Fernando Haddad vem evoluindo: de professor a político (se isso é exatamente evoluir…), de prefeito a candidato a presidente, de ministro da Educação a ministro da Fazenda, de articulador político a psicólogo do presidente da República, o único capaz de botar o guizo no gato. Como não é fácil ultrapassar barreiras e driblar adversários no governo, Haddad reuniu uma tropa para a missão de convencer o teimoso Luiz Inácio Lula da Silva de que é um péssimo negócio guerrear contra a razão.

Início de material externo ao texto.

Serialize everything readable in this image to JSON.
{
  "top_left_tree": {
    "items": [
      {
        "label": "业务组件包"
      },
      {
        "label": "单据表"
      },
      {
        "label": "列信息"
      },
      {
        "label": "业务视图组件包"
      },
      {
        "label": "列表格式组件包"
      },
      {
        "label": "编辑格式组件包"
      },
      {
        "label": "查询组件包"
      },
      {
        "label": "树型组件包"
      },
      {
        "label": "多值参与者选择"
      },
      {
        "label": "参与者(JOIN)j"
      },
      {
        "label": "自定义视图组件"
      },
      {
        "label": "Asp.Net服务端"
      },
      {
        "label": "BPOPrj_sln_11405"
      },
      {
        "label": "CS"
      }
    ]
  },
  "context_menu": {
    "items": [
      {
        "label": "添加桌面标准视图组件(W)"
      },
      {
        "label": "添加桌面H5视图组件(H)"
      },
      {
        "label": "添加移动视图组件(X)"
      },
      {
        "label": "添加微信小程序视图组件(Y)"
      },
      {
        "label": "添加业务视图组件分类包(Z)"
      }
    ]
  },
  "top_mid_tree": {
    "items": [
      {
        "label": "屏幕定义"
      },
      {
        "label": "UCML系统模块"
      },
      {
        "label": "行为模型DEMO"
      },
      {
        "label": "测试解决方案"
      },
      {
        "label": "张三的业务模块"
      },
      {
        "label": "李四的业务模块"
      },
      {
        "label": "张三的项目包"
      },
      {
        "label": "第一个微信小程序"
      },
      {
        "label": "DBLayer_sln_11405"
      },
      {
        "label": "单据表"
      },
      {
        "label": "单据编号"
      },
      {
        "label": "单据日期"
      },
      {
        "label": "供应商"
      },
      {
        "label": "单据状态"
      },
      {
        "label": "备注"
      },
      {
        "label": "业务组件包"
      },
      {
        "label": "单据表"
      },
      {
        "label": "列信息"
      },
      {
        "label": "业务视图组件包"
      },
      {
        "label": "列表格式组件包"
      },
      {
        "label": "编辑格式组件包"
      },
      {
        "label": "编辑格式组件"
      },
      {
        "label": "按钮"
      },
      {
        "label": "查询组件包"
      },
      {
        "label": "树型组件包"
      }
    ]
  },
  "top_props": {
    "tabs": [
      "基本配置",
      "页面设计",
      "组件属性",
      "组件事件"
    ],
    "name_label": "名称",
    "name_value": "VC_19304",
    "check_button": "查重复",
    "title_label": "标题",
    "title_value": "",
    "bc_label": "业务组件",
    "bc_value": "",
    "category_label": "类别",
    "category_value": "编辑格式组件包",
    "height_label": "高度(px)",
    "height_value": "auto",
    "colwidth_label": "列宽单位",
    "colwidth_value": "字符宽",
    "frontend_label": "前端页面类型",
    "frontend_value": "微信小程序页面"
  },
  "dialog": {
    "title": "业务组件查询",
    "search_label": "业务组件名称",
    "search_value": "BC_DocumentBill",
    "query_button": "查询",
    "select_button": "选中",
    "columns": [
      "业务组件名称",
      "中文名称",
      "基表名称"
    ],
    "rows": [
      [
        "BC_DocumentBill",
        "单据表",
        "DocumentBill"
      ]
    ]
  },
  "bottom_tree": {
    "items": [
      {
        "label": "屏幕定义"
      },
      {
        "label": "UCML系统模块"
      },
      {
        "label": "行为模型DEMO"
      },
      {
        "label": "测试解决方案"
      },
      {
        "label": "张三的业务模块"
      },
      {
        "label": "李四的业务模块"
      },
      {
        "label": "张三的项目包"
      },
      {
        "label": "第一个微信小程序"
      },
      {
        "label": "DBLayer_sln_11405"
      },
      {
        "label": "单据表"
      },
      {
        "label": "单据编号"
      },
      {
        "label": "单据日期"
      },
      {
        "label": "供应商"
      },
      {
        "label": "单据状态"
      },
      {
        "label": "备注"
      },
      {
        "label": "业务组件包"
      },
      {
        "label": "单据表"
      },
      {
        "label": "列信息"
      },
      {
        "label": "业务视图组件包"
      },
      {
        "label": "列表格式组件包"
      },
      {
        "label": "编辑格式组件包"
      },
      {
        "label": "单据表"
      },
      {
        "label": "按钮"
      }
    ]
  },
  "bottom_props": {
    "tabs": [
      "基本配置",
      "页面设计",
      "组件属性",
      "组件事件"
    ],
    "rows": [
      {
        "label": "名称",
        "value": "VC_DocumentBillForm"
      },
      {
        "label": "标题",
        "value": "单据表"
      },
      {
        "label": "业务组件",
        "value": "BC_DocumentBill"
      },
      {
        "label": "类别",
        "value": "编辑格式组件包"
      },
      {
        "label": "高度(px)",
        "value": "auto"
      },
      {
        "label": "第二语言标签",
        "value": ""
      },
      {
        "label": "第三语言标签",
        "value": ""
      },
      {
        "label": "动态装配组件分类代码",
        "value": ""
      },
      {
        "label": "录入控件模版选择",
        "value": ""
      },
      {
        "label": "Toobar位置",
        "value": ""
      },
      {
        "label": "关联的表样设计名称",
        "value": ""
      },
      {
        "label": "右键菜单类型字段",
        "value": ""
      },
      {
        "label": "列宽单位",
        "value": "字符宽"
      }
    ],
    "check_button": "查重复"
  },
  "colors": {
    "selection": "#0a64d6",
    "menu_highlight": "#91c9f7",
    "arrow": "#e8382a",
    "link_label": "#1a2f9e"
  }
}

É real o impacto de fatores externos na disparada do dólar, principalmente da economia americana, mas é negacionismo puro desconsiderar o efeito das sucessivas manifestações de Lula contra corte de gastos, equilíbrio fiscal, Banco Central, política de juros e Roberto Campos Neto. Lula fala, o dólar sobe e depois ele atribui a subida a “ataque especulativo” e cobra intervenção do BC no câmbio.

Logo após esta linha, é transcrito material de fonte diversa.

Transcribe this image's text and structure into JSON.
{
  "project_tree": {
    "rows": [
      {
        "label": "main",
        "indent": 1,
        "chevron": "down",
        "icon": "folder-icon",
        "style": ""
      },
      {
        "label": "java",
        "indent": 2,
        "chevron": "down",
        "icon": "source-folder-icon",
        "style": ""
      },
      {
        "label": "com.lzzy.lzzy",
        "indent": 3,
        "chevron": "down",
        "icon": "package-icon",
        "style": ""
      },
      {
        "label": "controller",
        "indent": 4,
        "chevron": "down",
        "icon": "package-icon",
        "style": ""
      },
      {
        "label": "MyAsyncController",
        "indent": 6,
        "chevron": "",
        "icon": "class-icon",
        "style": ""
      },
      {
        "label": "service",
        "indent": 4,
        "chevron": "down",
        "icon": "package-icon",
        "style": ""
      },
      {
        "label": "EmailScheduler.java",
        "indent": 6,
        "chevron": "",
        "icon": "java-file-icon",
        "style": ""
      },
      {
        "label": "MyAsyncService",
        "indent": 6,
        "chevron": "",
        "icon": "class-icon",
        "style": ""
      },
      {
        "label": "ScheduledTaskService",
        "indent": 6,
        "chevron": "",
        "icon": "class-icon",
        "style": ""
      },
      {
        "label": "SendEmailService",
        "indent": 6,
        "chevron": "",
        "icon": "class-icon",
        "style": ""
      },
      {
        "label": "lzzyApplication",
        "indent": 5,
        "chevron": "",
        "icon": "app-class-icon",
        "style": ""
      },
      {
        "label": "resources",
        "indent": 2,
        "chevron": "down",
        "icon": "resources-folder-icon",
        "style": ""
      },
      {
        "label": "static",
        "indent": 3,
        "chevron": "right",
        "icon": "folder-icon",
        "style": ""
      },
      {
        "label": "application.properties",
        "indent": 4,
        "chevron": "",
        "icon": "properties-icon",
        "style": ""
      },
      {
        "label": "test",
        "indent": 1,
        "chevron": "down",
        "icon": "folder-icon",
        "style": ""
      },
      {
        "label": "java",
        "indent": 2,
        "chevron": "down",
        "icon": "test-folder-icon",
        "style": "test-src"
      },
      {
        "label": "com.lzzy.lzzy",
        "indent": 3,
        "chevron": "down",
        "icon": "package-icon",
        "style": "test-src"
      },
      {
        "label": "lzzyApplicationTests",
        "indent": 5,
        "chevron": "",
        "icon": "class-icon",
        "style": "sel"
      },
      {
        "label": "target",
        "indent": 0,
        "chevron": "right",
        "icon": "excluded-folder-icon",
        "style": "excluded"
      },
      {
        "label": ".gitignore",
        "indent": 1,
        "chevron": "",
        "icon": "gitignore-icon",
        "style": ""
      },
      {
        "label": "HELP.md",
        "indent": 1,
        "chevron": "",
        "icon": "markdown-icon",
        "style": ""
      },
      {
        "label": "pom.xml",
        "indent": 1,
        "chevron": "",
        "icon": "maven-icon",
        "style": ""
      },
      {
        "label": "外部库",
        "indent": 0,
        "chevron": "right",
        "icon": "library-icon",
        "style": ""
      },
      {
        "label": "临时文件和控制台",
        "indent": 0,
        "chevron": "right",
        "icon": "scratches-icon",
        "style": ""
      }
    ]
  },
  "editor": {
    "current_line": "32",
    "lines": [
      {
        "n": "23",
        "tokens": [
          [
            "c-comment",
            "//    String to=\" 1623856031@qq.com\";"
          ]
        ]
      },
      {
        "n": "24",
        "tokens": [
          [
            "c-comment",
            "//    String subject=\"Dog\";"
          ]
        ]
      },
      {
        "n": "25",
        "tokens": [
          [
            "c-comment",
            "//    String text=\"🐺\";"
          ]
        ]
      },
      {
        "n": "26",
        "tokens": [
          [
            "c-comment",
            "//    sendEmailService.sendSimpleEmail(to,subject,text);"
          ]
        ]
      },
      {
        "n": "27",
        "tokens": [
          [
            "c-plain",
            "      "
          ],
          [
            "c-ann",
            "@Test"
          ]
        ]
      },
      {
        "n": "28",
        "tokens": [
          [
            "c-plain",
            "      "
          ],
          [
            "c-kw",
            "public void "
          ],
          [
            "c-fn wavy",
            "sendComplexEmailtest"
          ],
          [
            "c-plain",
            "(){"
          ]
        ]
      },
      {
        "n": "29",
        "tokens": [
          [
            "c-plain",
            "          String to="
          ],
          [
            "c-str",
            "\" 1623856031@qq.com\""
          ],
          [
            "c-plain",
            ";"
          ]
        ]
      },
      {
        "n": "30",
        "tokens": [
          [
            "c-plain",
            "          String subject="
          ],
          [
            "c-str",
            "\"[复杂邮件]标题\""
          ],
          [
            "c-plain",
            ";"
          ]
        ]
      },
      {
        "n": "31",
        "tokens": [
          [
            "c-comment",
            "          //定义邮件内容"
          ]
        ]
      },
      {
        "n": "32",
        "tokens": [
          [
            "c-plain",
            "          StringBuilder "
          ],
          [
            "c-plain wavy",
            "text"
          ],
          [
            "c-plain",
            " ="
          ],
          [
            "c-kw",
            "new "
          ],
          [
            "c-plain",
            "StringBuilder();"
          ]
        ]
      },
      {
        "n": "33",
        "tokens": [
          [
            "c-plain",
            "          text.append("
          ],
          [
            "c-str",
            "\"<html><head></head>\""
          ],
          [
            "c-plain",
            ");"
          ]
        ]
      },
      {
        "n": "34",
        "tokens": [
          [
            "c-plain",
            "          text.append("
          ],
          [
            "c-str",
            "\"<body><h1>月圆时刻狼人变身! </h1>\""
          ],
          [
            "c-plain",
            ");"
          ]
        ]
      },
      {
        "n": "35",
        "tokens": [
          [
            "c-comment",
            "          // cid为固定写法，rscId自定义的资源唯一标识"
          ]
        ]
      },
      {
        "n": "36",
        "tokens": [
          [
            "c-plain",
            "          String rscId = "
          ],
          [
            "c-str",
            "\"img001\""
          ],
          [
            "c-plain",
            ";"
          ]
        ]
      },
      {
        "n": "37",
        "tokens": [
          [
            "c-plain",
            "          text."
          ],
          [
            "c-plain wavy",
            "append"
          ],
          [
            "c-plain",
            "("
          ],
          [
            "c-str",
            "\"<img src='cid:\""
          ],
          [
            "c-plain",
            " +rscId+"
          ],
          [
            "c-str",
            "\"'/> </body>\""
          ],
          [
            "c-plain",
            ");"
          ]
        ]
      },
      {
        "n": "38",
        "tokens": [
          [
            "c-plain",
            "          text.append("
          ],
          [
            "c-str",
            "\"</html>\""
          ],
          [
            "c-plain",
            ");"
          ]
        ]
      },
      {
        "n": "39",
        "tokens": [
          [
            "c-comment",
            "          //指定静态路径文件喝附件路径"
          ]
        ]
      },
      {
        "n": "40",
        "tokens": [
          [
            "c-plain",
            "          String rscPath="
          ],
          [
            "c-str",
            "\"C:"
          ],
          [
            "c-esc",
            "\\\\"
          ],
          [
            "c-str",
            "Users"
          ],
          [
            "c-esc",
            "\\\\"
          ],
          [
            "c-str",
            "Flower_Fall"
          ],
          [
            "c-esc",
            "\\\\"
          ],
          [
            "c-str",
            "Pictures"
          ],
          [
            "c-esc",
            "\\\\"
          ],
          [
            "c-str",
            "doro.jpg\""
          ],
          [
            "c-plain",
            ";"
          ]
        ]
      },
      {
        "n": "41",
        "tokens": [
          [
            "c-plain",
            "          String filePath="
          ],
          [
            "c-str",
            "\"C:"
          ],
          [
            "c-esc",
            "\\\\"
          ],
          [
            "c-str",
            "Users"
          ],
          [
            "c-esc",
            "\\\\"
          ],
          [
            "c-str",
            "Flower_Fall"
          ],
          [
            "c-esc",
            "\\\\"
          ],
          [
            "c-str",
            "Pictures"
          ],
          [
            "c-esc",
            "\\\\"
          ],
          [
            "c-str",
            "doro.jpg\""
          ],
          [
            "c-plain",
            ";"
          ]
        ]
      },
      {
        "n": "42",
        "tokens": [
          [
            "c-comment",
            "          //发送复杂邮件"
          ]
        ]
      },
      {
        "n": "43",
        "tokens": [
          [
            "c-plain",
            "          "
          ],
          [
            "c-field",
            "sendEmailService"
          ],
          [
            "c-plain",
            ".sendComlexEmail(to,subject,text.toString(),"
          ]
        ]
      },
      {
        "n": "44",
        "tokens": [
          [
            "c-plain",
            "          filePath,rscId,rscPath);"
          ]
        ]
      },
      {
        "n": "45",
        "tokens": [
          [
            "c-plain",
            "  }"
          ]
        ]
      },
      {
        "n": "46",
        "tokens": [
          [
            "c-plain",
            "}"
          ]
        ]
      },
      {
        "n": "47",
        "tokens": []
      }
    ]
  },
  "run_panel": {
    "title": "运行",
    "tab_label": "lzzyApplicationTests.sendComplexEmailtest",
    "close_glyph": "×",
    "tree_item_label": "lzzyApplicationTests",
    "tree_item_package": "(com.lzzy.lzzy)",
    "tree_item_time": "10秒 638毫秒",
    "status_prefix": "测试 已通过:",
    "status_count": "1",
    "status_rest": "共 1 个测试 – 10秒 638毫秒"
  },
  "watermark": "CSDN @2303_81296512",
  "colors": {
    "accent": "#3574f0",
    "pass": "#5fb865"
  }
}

Do ex-presidente do BC Gustavo Franco em entrevista à Rádio Eldorado sobre o dólar nas alturas: “Isso não é ataque especulativo, não tem nenhuma característica de ataque especulativo, é um nervosismo do mercado decorrente das falas do presidente. Isso é o que é e não tem cabimento o BC fazer intervenção para acalmar o mercado diante das coisas que o presidente diz. Onde já se viu? Basta o presidente falar menos. É simples e muito mais barato”.
Ok, Campos Neto se aproximou perigosamente de Jair Bolsonaro, e Gustavo Franco brilhou nos tempos de Fernando Henrique. Os dois são distantes de Lula e PT. Assim, Haddad pediu reforço de velhos aliados que podem ser chamados de tudo, menos de neoliberais ou tucanos; ao contrário, são do “PT desenvolvimentista”, ou seja, gastador, como Guido Mantega e Luiz Gonzaga Belluzzo. E lá se foram eles, na sexta-feira, em São Paulo, convencer Lula dos riscos que vem correndo: ameaças ao arcabouço fiscal, fuga de investidores e círculo vicioso, porque dólar alto pressiona a inflação, que traz de volta aumento de juros e afeta o crescimento.
Lula refletiu durante o fim de semana e Haddad, que resume tudo a “ruídos” e “problemas de comunicação”, completou a missão num café da manhã a sós, cara a cara, na quarta-feira. No mesmo dia, fez-se a luz. Lula finalmente disse em público que a responsabilidade fiscal é essencial e, melhor ainda, não deu uma palavra contra o BC e Campos Neto. Receita barata, como disse Franco, mas tiro e queda: o dólar caiu!
Em seguida, Haddad deu entrevista prestigiando o arcabouço fiscal e anunciando contingenciamento de R$ 25,9 bilhões das despesas obrigatórias em 2025, sem descartar antecipação para este ano. Há quem duvide que consiga, mas ele me disse: “Esse número é consistente, vai acontecer, porque vem sendo discutido pela equipe técnica da economia com as diversas áreas”.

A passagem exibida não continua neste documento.